Stat Wars: Giuliani and the Prostate Cancer Debate

A lot of donkeys are braying about Rudy Giuliani’s radio ad in which he has the audacity to applaud the American health care system. Specifically, they’re creating a din about Hizzoner’s comparison of U.S. and British survival rates relating to prostate cancer:

My chance of surviving prostate cancer — and, thank God, I was cured of it — in the United States? Eighty-two percent. My chance of surviving prostate cancer in England? Only 44 percent under socialized medicine.

So, is “America’s Mayor” fudging the numbers? Are American and English cancer survival rates about the same? Not according to David Gratzer and Clive Crook. Here’s how the former puts it:

The percentage of people diagnosed with prostate cancer who die from it is much higher in Britain than in the United States … 57 percent of Britons diagnosed with prostate cancer died of it; and, consequently, just 43 percent survived.

And here’s how the latter brings the point home:

Nationally, American cancer survival rates are significantly better … And here is the politically salient question: If you have cancer, would you rather be an American with insurance or an Englishman without? The answer is obvious.

Indeed it is. Giuliani’s political ad, like all examples of the genre, makes considerable use of hyperbole. But no matter how much racket the jackasses make, his basic point is irrefutable.

[HT RCP]

Comments 5

  1. drmatt wrote:

    Gratzer and Crook!? You get your health care statistics from journalists! Maybe you should get your health care advice from them as well. These are people who are trained to pull out awe inspiring lines from studies, not to assess the study, construct, and value. Another example of poorly researched rhetoric to make a point. If you end up in one of those ERs that you mentioned earlier you should call the journalist and ask what to do.

    Posted 01 Nov 2007 at 2:18 pm
  2. Catron wrote:

    Gratzer is a physician. His bio can be read here.

    Posted 01 Nov 2007 at 2:36 pm
  3. Marc Brown wrote:

    Giuliani’s claim is nonsense, David. This is 101 stuff - many prostate cancers are very slow growing and don’t kill men, so their diagnosis is not related to mortality. Five year survival rates therefore are meaningless. This is also why the hoped for effect of breast screening has turned out to be marginal. And what’s more, many Americans never get counted because they don’t get treated properly. If you were to count all Americans with cancer, you would undoubtedly be below the Western European average.

    Posted 01 Nov 2007 at 2:48 pm
  4. drmatt wrote:

    Sorry, he has an MD, but based on what i have read about him he is not a physician, he is a journalist.

    In an interview, Dr. Gratzer said the statistic came from the Commonwealth Fund, a nonprofit group in New York specializing in health care policy issues, but he acknowledged that it was seven years old and “crude.”

    But the Commonwealth Fund said yesterday that Dr. Gratzer had misused its research by calculating a five-year survival rate based on data on prostate cancer incidence and mortality rates in the United States and Britain.

    Anybody who contorts data to make headlines (Study stats for a while you will see that you cant “calculate” survival rates, they have to actually be measured.) is a journalist, god he admits to using crude data, don’t you get it?
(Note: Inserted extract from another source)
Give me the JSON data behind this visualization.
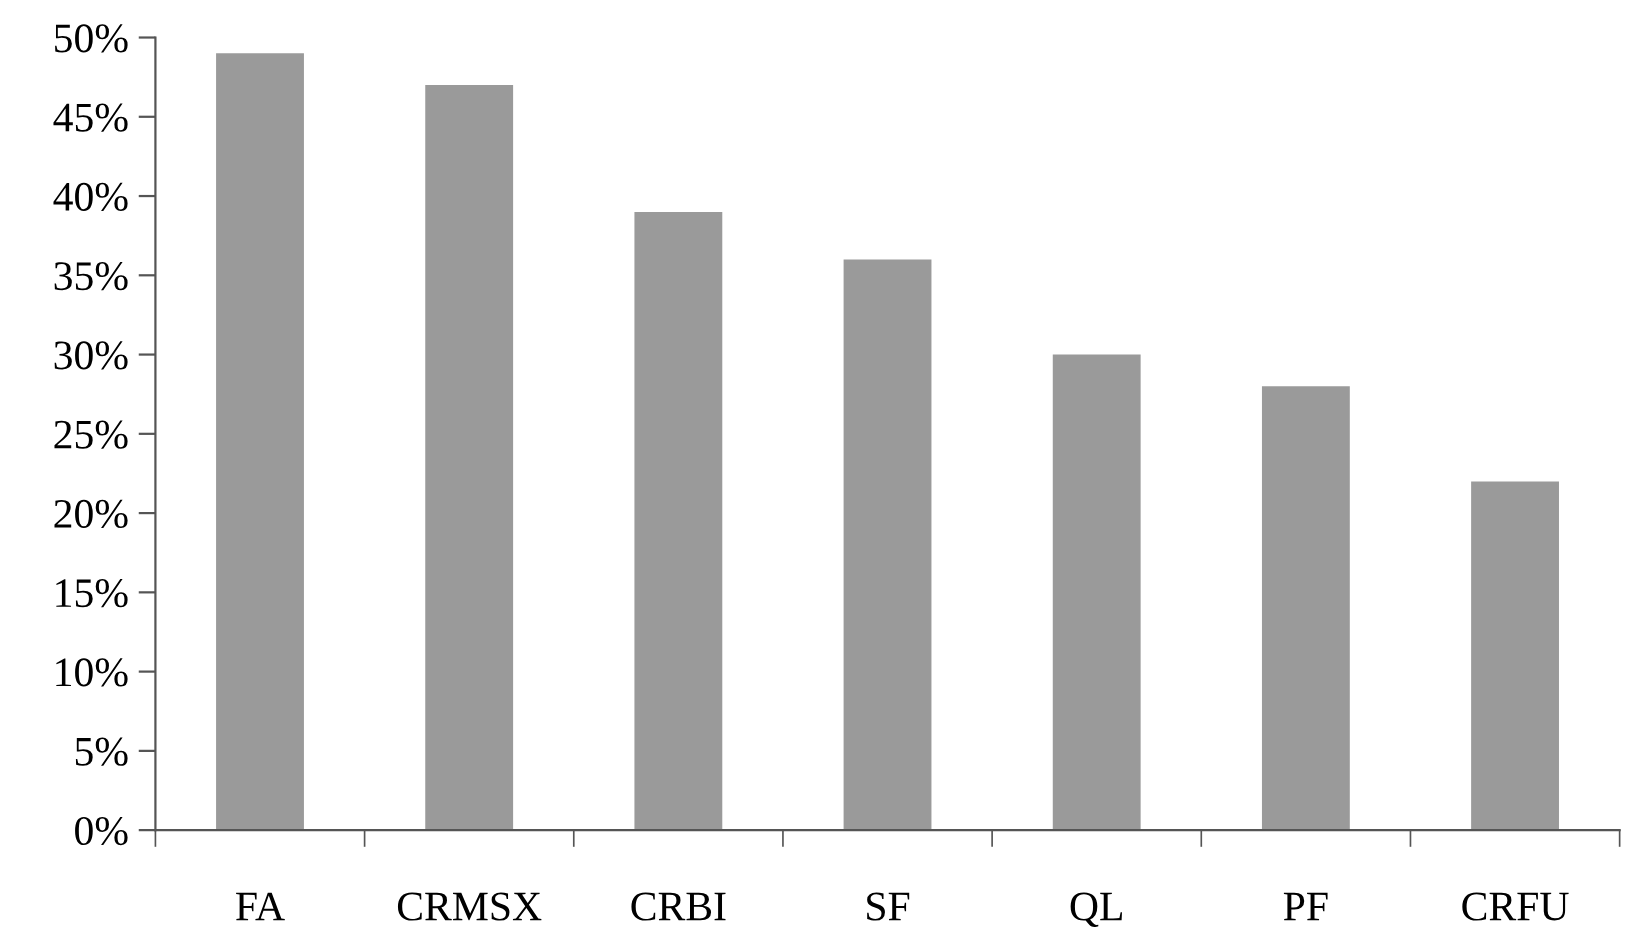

But go ahead, take medical advice from him, good luck.

    Posted 01 Nov 2007 at 3:03 pm
  5. spike wrote:

    You’re leaving out the fact that far more Americans are diagnosed with prostate cancer than Britons, kind of important information. The only Brits that get diagnosed with prostate cancer are those with serious symptoms more likely to be fatal. We diagnose every case thanks to our aggressive screening procedures. The overall mortality rates from prostate cancer are virtually identical in the two countries. So yes, Rudy is making an irrelevant point by simply pointing out cure rates among those diagnosed with the cancer.